Ballet Cymru, Giselle Livestream from Lichfield Cathedral, 8 July 2021 19:30
Ballet Cymru is not a big company. If one consults the dancers' page as I tried to do yesterday because there were several artists in the cast I could not recognize, Ballet Cymru appears to have only four members. Yet Ballet Cymru is capable of staging major full-length classical ballets and often doing them better than many bigger and better-resourced companies. its Romeo a Juliet is one of the best and its Cinderella is definitely the best - much as I admire the Hampson and Wheeldon versions for Scottish Ballet and HNB.
Those productions are successful because Darius James and Amy Doughty rethink those ballets for a small cast on the road. They are innovative without being gimmicky. Their works are of our time yet remain anchored in the classical tradition. Most importantly, though their artists are from Australia, Bermuda, Italy and Yorkshire, the company is unmistakably Welsh. Here are two examples of how they work. If a score does not quite work for them they have the courage to commission a new one. As often as not, that commission will go to a Welsh composer such as Jack White or Catrin Finch. Another example is how they tell a story. Romeo a Juliet is set not in renaissance Verona but post-industrial Newport. The brawl between Montagues and Capulets in Act 1 takes place in the pedestrian underpass to the River Usk. It is broken up not by a duke but by flashing blue lights.
James and Doughty applied that formula to their new Giselle which was premiered at Lichfield Cathedral last night. Although I saw it only on screen I have no doubt that it was a spectacular success. The camera caught the front row of the audience who rose to their feet at the curtain call. Standing ovations are de rigeur in some parts of the world, but in Lichfield they are rare. I know that city well because I attended prep school there.
As I knew that James and Doughty had commissioned Finch to write the music I was surprised to hear the opening notes of Adam's overture but it was quickly followed by percussion as the cast entered the stage and shortly afterwards (and my memory may be playing tricks on me here) Bugeilio'r Gwenith Gwyn. As I tweeted last night Finch's arrangement of Adam with her own work and traditional Welsh airs was one of the reasons for the ballet's success.
The ballet followed the familiar story but with some modern twists. There are not too many peasants in Newport these days so there was no peasant pas de deux. Fox hunting is illegal in Wales so there was no ducal hunting party. Young Welsh women can learn about the men they encounter from their smartphones nowadays so there was no petal picking.
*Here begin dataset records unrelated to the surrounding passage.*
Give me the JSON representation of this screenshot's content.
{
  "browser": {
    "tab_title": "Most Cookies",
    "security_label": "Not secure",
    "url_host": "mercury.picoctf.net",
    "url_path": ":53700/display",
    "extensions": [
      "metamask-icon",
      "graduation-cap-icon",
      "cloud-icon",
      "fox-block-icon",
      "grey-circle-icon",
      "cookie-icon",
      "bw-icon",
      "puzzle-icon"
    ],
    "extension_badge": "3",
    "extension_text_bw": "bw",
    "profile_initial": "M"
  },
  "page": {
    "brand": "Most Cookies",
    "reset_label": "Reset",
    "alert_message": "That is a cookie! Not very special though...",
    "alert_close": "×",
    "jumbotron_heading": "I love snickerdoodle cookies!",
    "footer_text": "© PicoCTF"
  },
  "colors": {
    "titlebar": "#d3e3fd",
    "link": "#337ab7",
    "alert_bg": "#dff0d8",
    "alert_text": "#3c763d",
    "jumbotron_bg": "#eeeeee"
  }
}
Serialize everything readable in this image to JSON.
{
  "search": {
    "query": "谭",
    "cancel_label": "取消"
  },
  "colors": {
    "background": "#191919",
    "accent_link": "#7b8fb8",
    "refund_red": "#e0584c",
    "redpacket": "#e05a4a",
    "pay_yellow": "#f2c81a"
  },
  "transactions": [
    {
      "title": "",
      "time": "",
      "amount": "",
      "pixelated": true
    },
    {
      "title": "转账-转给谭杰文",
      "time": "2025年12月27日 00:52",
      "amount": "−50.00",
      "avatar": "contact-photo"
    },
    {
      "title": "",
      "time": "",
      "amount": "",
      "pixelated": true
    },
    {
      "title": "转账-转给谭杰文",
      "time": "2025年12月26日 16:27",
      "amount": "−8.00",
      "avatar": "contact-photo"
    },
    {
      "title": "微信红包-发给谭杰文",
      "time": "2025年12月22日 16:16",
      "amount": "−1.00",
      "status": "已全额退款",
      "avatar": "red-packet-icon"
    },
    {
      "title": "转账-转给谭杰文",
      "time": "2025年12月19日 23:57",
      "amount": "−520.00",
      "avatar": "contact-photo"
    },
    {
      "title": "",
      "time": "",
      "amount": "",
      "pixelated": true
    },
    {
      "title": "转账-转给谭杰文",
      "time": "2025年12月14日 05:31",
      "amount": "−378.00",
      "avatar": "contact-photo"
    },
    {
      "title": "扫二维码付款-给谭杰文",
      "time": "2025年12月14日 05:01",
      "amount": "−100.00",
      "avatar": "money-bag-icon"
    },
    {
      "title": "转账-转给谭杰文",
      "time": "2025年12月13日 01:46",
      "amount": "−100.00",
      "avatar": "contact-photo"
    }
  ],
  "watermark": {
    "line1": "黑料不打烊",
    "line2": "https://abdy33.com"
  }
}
But there was still a Giselle danced by Beth Meadway, an Albrecht (Andrea Battaggia), a Hilarion (Yasset Roldan), a Berthe (Hanna Lyn Hughes) and a Bathilde (Natasha Chu). Other artists, described in the cast list as "friends", were Robbie Moorcroft, Joe Powell-Main, Madeleine Green, Jakob Myers, Sanea Singh and Jethro Paine. Chu and Lyn Hughes also appeared in the crowd scenes.
We at Powerhouse Ballet hold all the dancers of Ballet Cymru in high regard but we have a particular affection for Meadway. She taught us In my craft or sullen art at the Dylan Thomas workshop when Ballet Cymru visited Leeds (see More than a Bit Differently: Ballet Cymru's Workshop and the Launch of the Powerhouse Ballet Circle 29 Nov 2018 Terpsichore). She also gave us one of the best online company classes ever last year. Above all, she is a North Country lass - just like most of us. I already knew that she could dance but I had never seen her act before. She is at least as good an actor as she is a dancer. She did not just dance Giselle. She made us believe that she was Giselle.
Tall and dashing, Battagia was cast well as Albrecht. It was easy to see how Giselle's head was turned by him. He did not carry a sword but he did have some sort of ID that he carelessly left in a wallet in his coat pocket. I have always felt a bit sorry for poor old Hilarion. If anyone deserves to die it is Albrecht and in Dada Masilo's version, he does (see A Brace of Giselles 15 Oct 2019 Terpsichore). James and Doughty stick to tradition and he perishes in a horrible way. Roldan danced his role with verve and passion. The choreography gives him opportunities to demonstrate virtuosity and he took full advantage. Berthe seems even younger than her daughter which may be why she is described in the cast list as "Giselle's friend". There is a poignant moment as Berthe comforts Giselle when she first experiences heart trouble. It is also Berthe who tries to revive Giselle at the end.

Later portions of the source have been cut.